Intubation involves passing an invasive airway (endotracheal) tube through the nose or mouth and into the windpipe (trachea) to ventilate the lungs using a ventilator (respirator). This becomes necessary when people have long surgical procedures or when patients develop pneumonia because their ability to cough is inadequate to effectively clear airway secretions. Once intubated, ventilatory support normalizes breath volumes, which in turn normalizes blood CO2 levels and sometimes blood O2 sat levels. Patients with respiratory tract infections also usually need antibiotics and other supportive therapies such as chest percussion and are routinely suctioned through the tube. Unfortunately, for anatomical reasons, suctioning misses the left airways over 90% of the time, so over 80% of pneumonias are in the left lung.

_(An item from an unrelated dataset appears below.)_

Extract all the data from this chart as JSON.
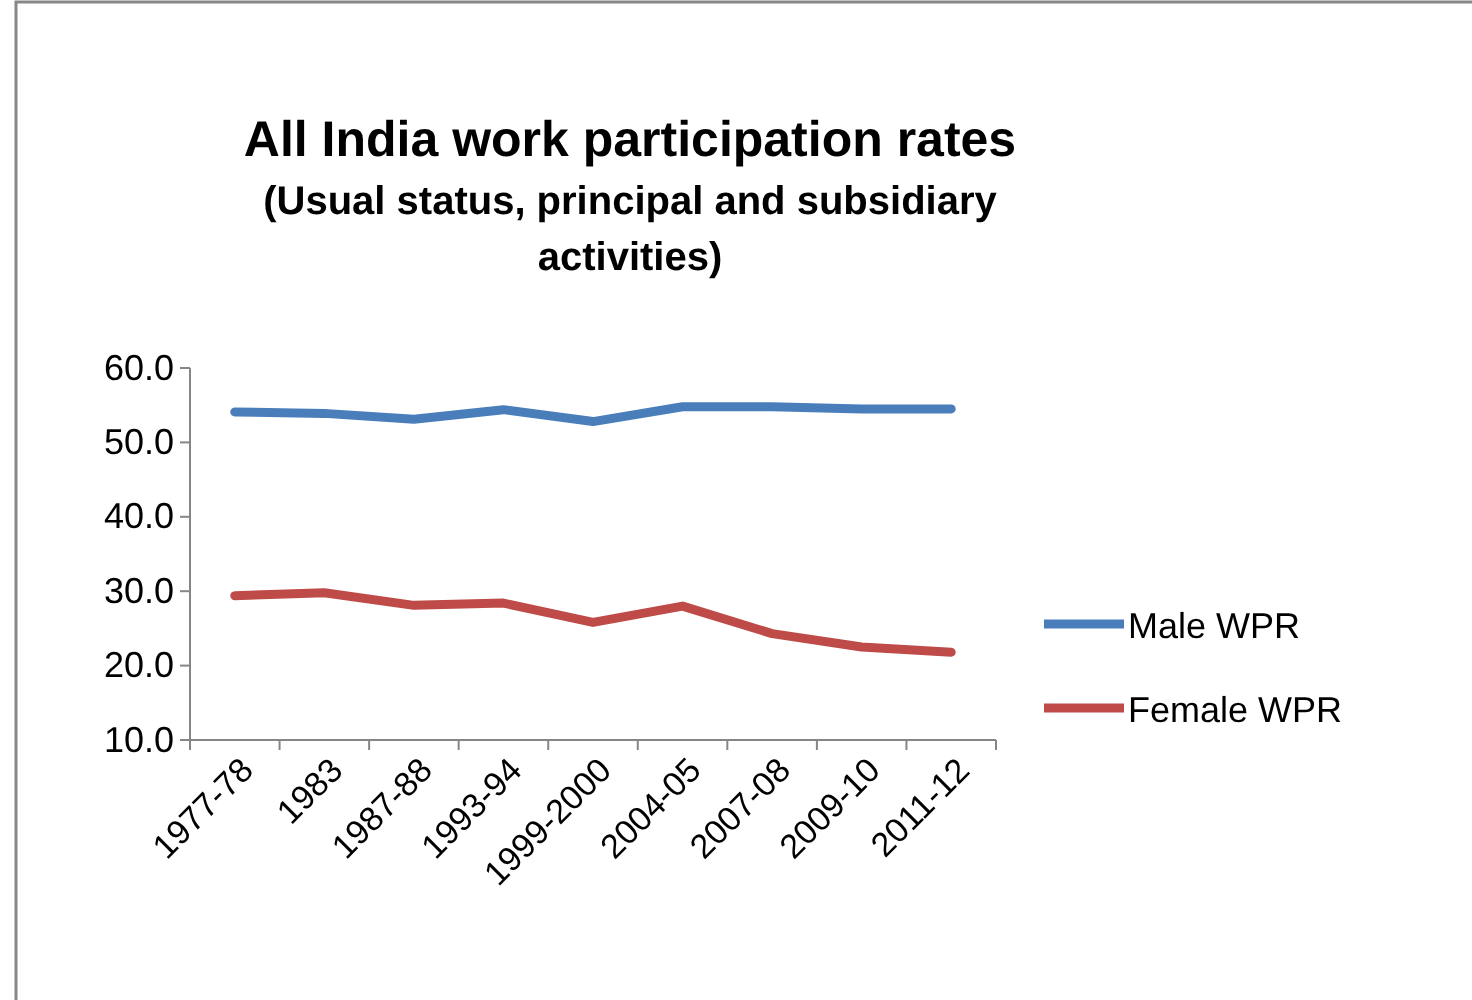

Once the lungs are recovered, many physicians think that they must “wean” the patient from ventilatory support and that the patient must demonstrate that they can breathe without ventilator use for a period of time before the endotracheal tube can be removed (termed extubation). When the physician feels that patients are not strong enough to breathe on their own and would stop breathing if extubated, then they say that the only option for survival is to undergo tracheotomy. If the physician is unsure whether a patient will be able to breathe after extubation, then they may extubate the person to CPAP or bi-level PAP or maintain oxygen supplementation instead of extubating to noninvasive ventilatory support (NVS) on room air. When extubation fails, patients are re-intubated and told that they need tracheostomy tubes.

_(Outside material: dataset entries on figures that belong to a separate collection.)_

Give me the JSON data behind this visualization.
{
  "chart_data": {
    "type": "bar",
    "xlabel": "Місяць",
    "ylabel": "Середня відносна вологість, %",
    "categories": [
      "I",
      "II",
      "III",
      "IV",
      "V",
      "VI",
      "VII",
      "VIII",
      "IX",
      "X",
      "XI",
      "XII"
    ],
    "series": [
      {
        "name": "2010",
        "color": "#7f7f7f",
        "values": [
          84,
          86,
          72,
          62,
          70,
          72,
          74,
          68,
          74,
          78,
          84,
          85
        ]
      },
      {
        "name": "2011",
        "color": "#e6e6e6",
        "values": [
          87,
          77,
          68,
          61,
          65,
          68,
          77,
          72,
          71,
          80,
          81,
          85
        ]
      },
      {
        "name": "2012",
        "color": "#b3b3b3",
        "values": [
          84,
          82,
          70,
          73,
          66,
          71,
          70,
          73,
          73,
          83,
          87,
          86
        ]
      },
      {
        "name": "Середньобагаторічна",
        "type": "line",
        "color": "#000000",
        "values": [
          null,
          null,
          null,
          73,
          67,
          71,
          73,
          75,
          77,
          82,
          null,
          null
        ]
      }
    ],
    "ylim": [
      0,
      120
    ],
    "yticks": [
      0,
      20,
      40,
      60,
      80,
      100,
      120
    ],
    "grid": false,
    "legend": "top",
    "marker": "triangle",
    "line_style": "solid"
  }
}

Very few intensive care physicians know how to extubate anyone unless they are clearly strong enough to breathe even though this is completely unnecessary for most patients with neuromuscular disease (see applicable conditions). In fact, most conventional extubation or “weaning” criteria reflect the patient’s ability to breathe and cough, both of which are irrelevant for successful extubation using continuous CNVS and mechanical insufflation-exsufflation (MIE). Indeed, no cooperative person with a normally patent (open) airway needs a tracheostomy tube because they are too weak to breathe or cough. Ventilators that are all too often being used for invasive tracheostomy mechanical ventilation (TMV) can also be used for NVS, and they can deliver the air through simple mouthpieces or nasal interfaces when set up on “noninvasive ventilation modes.” We consider it best and most practical to extubate people to the portable ventilators that they will be using when they return home.

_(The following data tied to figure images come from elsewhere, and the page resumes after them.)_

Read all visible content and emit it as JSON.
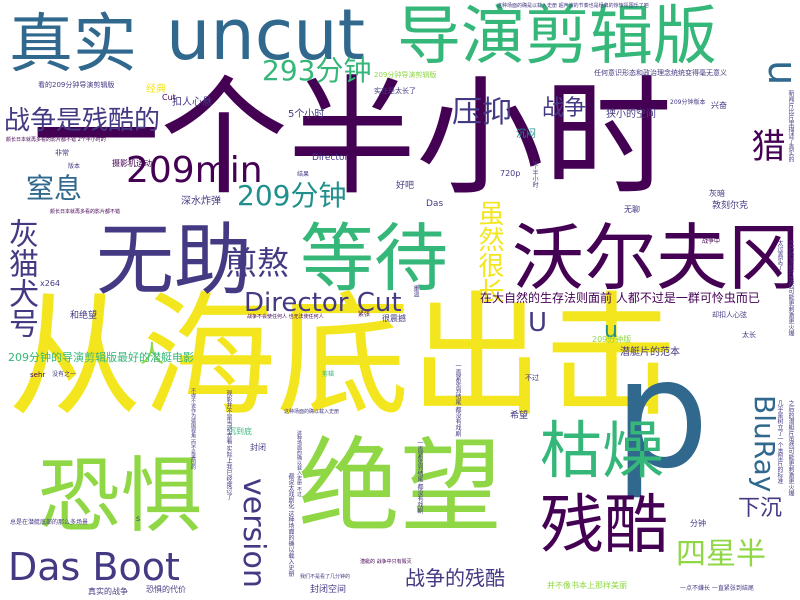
{
  "palette": {
    "yellow": "#f4e61e",
    "lightgreen": "#8fd744",
    "green": "#35b779",
    "teal": "#21908d",
    "blue": "#31688e",
    "indigo": "#443a83",
    "purple": "#440154"
  },
  "words": [
    {
      "text": "一个半小时",
      "color": "purple"
    },
    {
      "text": "从海底出击",
      "color": "yellow"
    },
    {
      "text": "绝望",
      "color": "lightgreen"
    },
    {
      "text": "恐惧",
      "color": "lightgreen"
    },
    {
      "text": "沃尔夫冈",
      "color": "purple"
    },
    {
      "text": "等待",
      "color": "green"
    },
    {
      "text": "无助",
      "color": "indigo"
    },
    {
      "text": "导演剪辑版",
      "color": "green"
    },
    {
      "text": "真实",
      "color": "blue"
    },
    {
      "text": "uncut",
      "color": "blue"
    },
    {
      "text": "p",
      "color": "blue"
    },
    {
      "text": "残酷",
      "color": "purple"
    },
    {
      "text": "枯燥",
      "color": "green"
    },
    {
      "text": "209min",
      "color": "purple"
    },
    {
      "text": "Das Boot",
      "color": "indigo"
    },
    {
      "text": "灰猫犬号",
      "color": "indigo"
    },
    {
      "text": "version",
      "color": "indigo"
    },
    {
      "text": "煎熬",
      "color": "indigo"
    },
    {
      "text": "293分钟",
      "color": "green"
    },
    {
      "text": "战争是残酷的",
      "color": "indigo"
    },
    {
      "text": "209分钟",
      "color": "teal"
    },
    {
      "text": "压抑",
      "color": "indigo"
    },
    {
      "text": "Director Cut",
      "color": "indigo"
    },
    {
      "text": "四星半",
      "color": "lightgreen"
    },
    {
      "text": "窒息",
      "color": "blue"
    },
    {
      "text": "虽然很长",
      "color": "yellow"
    },
    {
      "text": "猎",
      "color": "purple"
    },
    {
      "text": "BluRay",
      "color": "blue"
    },
    {
      "text": "战争",
      "color": "indigo"
    },
    {
      "text": "战争的残酷",
      "color": "indigo"
    },
    {
      "text": "下沉",
      "color": "indigo"
    },
    {
      "text": "u",
      "color": "blue"
    },
    {
      "text": "U",
      "color": "indigo"
    },
    {
      "text": "人",
      "color": "lightgreen"
    },
    {
      "text": "u",
      "color": "teal"
    },
    {
      "text": "在大自然的生存法则面前 人都不过是一群可怜虫而已",
      "color": "purple"
    },
    {
      "text": "209分钟的导演剪辑版最好的潜艇电影",
      "color": "green"
    },
    {
      "text": "5个小时",
      "color": "indigo"
    },
    {
      "text": "狭小的空间",
      "color": "indigo"
    },
    {
      "text": "扣人心悬",
      "color": "indigo"
    },
    {
      "text": "经典",
      "color": "yellow"
    },
    {
      "text": "看的209分钟导演剪辑版",
      "color": "indigo"
    },
    {
      "text": "实在是太长了",
      "color": "indigo"
    },
    {
      "text": "209分钟导演剪辑版",
      "color": "lightgreen"
    },
    {
      "text": "任何意识形态和政治理念统统变得毫无意义",
      "color": "indigo"
    },
    {
      "text": "这种场面的确是以载入史册 超声波的节奏也是经典的惊悚氛围乐了吧",
      "color": "indigo"
    },
    {
      "text": "Cut",
      "color": "purple"
    },
    {
      "text": "沉闷",
      "color": "teal"
    },
    {
      "text": "兴奋",
      "color": "indigo"
    },
    {
      "text": "非常",
      "color": "indigo"
    },
    {
      "text": "版本",
      "color": "indigo"
    },
    {
      "text": "摄影机运动",
      "color": "purple"
    },
    {
      "text": "Director",
      "color": "indigo"
    },
    {
      "text": "好吧",
      "color": "indigo"
    },
    {
      "text": "720p",
      "color": "indigo"
    },
    {
      "text": "灰暗",
      "color": "indigo"
    },
    {
      "text": "深水炸弹",
      "color": "indigo"
    },
    {
      "text": "Das",
      "color": "indigo"
    },
    {
      "text": "敦刻尔克",
      "color": "indigo"
    },
    {
      "text": "无聊",
      "color": "indigo"
    },
    {
      "text": "x264",
      "color": "indigo"
    },
    {
      "text": "和绝望",
      "color": "indigo"
    },
    {
      "text": "sehr",
      "color": "purple"
    },
    {
      "text": "却扣人心弦",
      "color": "indigo"
    },
    {
      "text": "太长",
      "color": "indigo"
    },
    {
      "text": "潜艇片的范本",
      "color": "indigo"
    },
    {
      "text": "希望",
      "color": "indigo"
    },
    {
      "text": "剪辑",
      "color": "green"
    },
    {
      "text": "不过",
      "color": "indigo"
    },
    {
      "text": "很震撼",
      "color": "indigo"
    },
    {
      "text": "沉到底",
      "color": "green"
    },
    {
      "text": "封闭",
      "color": "indigo"
    },
    {
      "text": "s",
      "color": "indigo"
    },
    {
      "text": "分钟",
      "color": "indigo"
    },
    {
      "text": "真实的战争",
      "color": "indigo"
    },
    {
      "text": "恐惧的代价",
      "color": "indigo"
    },
    {
      "text": "封闭空间",
      "color": "indigo"
    },
    {
      "text": "并不像书本上那样美丽",
      "color": "lightgreen"
    },
    {
      "text": "一点不嫌长 一直紧张到结尾",
      "color": "indigo"
    },
    {
      "text": "209分钟版",
      "color": "lightgreen"
    },
    {
      "text": "209分钟版本",
      "color": "indigo"
    },
    {
      "text": "结果",
      "color": "indigo"
    },
    {
      "text": "战争中",
      "color": "purple"
    },
    {
      "text": "没有之一",
      "color": "indigo"
    },
    {
      "text": "紧张",
      "color": "purple"
    },
    {
      "text": "一直紧张到结尾 都没有戏剧",
      "color": "indigo"
    },
    {
      "text": "3个半小时",
      "color": "indigo"
    },
    {
      "text": "重温",
      "color": "indigo"
    },
    {
      "text": "战争不会使任何人 也无法使任何人",
      "color": "purple"
    },
    {
      "text": "颜长日本就再多看的影片都不错",
      "color": "purple"
    },
    {
      "text": "这种场面的确以载入史册",
      "color": "indigo"
    },
    {
      "text": "几乎是树立了一个类型片的标准",
      "color": "indigo"
    },
    {
      "text": "之后的潜艇片虽然可能更刺激更火爆",
      "color": "indigo"
    },
    {
      "text": "新闻片比片里描述了真实的",
      "color": "indigo"
    },
    {
      "text": "太过真实了",
      "color": "indigo"
    },
    {
      "text": "之后的潜艇片虽然可能更刺激更火爆",
      "color": "indigo"
    },
    {
      "text": "总是在潜艇底部的那么多场景",
      "color": "indigo"
    },
    {
      "text": "观影并不是当初去看 实际上我已经度过了",
      "color": "indigo"
    },
    {
      "text": "我们不是看了几分钟的",
      "color": "indigo"
    },
    {
      "text": "都说太戏剧化 这种场面的确以载入史册",
      "color": "indigo"
    },
    {
      "text": "颜长日本就再多看的影片都不错 2个半小时的",
      "color": "purple"
    },
    {
      "text": "潜艇的 战争中只有毁灭",
      "color": "purple"
    },
    {
      "text": "这种场面的确以载入史册 不过",
      "color": "indigo"
    },
    {
      "text": "一直紧张到结尾 都没有戏剧",
      "color": "indigo"
    },
    {
      "text": "不得不说作为德国视角 而不是美国的",
      "color": "indigo"
    }
  ]
}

Over 80% of the intubated patients who fail multiple extubation attempts at other hospitals and are transferred for extubation to CNVS arrive with residual pneumonias and other lung problems that cause their O2 sats to be less than 95%. Even though they may have awaited transfer to us while intubated for weeks or months, their local physicians never resolved the pathology that caused their O2 sats to be less than normal. Since we cannot extubate them until their baseline O2 sat is normal on room air, we use MIE via the tube hourly for 24 or more hours until their O2 sat baseline is normal (≥95%), which permits us to extubate them successfully. The use of MIE while patients are intubated is as important as it is after extubation.


After extubation, the family is employed to use MIE up to every 20-30 minutes and for every O2 sat <95% to maintain the O2 sat baseline normal and the extubation successful.